Winnipeg launch of After Identity

  • March 18, 2016

University of Manitoba Press invites you to celebrate the launch of Robert Zacharias’ collection on Mennonite writing through the lens of identity.

When: Friday March 18, 7:30 pm
Where: McNally Robinson Booksellers (1120 Grant Avenue), Winnipeg.
Cost: FREE

The event features editor Robert Zacharias and special guests Di Brandt and Royden Loewen. Light refreshments provided.

About the Book
For decades, the field of Mennonite literature has been dominated by the question of Mennonite identity. After Identity: Mennonite Writing in North America offers a cohesive platform for an reappraisal of Mennonite literature and literary criticism, as well as a reflection of current conversations in the field about Mennonite literary discourse and cultural identity.

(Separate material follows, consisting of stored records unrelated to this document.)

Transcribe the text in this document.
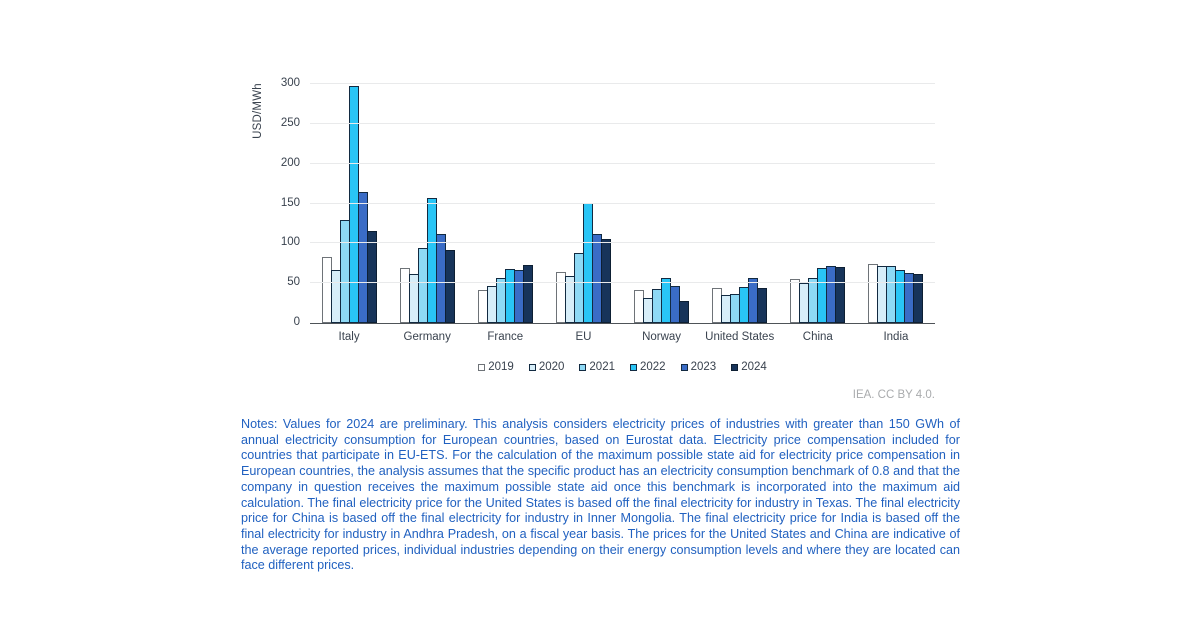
USD/MWh
0
50
100
150
200
250
300
Italy	Germany	France	EU	Norway	United States	China	India
2019 2020 2021 2022 2023 2024
IEA. CC BY 4.0.
Notes: Values for 2024 are preliminary. This analysis considers electricity prices of industries with greater than 150 GWh of annual electricity consumption for European countries, based on Eurostat data. Electricity price compensation included for countries that participate in EU-ETS. For the calculation of the maximum possible state aid for electricity price compensation in European countries, the analysis assumes that the specific product has an electricity consumption benchmark of 0.8 and that the company in question receives the maximum possible state aid once this benchmark is incorporated into the maximum aid calculation. The final electricity price for the United States is based off the final electricity for industry in Texas. The final electricity price for China is based off the final electricity for industry in Inner Mongolia. The final electricity price for India is based off the final electricity for industry in Andhra Pradesh, on a fiscal year basis. The prices for the United States and China are indicative of the average reported prices, individual industries depending on their energy consumption levels and where they are located can face different prices.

After Identity features twelve interdisciplinary essays from scholars who see Mennonite writing transitioning beyond a tradition concerned primarily with defining itself and its cultural milieu. Contributors explore the histories and contexts—as well as the gaps—that have informed and diverted the perennial focus on identity in Mennonite literature, even as that identity is reread, reframed, and expanded. Together, the essays in this volume interrogate what is at stake in this ongoing preoccupation with identity and explore the potential for a move towards a truly post-identity literature.

About the Authors
Robert Zacharias is a Visiting Scholar in the Centre for Diaspora and Transnational Studies at the University of Toronto. He is Assistant Editor of the Journal of Mennonite Studies; co-editor, with Smaro Kamboureli, of Shifting the Ground of Canadian Literature, and author of Rewriting the Break Event: Mennonites and Migration in Canadian Literature.

Di Brandt is a poet, essayist, teacher, and critic living in Brandon, Manitoba. Turnstone Press recently published a new edition of questions i asked my mother (1987), winner of the Gerald Lampert Award and nominee for the Governor-General’s Award for Poetry and the Dillons Commonwealth Poetry Prize.

Royden Loewen is a professor of history and Chair of Mennonite Studies at the University of Winnipeg. His books include Family, Church and Market: A Mennonite Community in the Old and New Worlds, and Horse-and-Buggy Genius: Listening to Mennonites Contest the Modern World.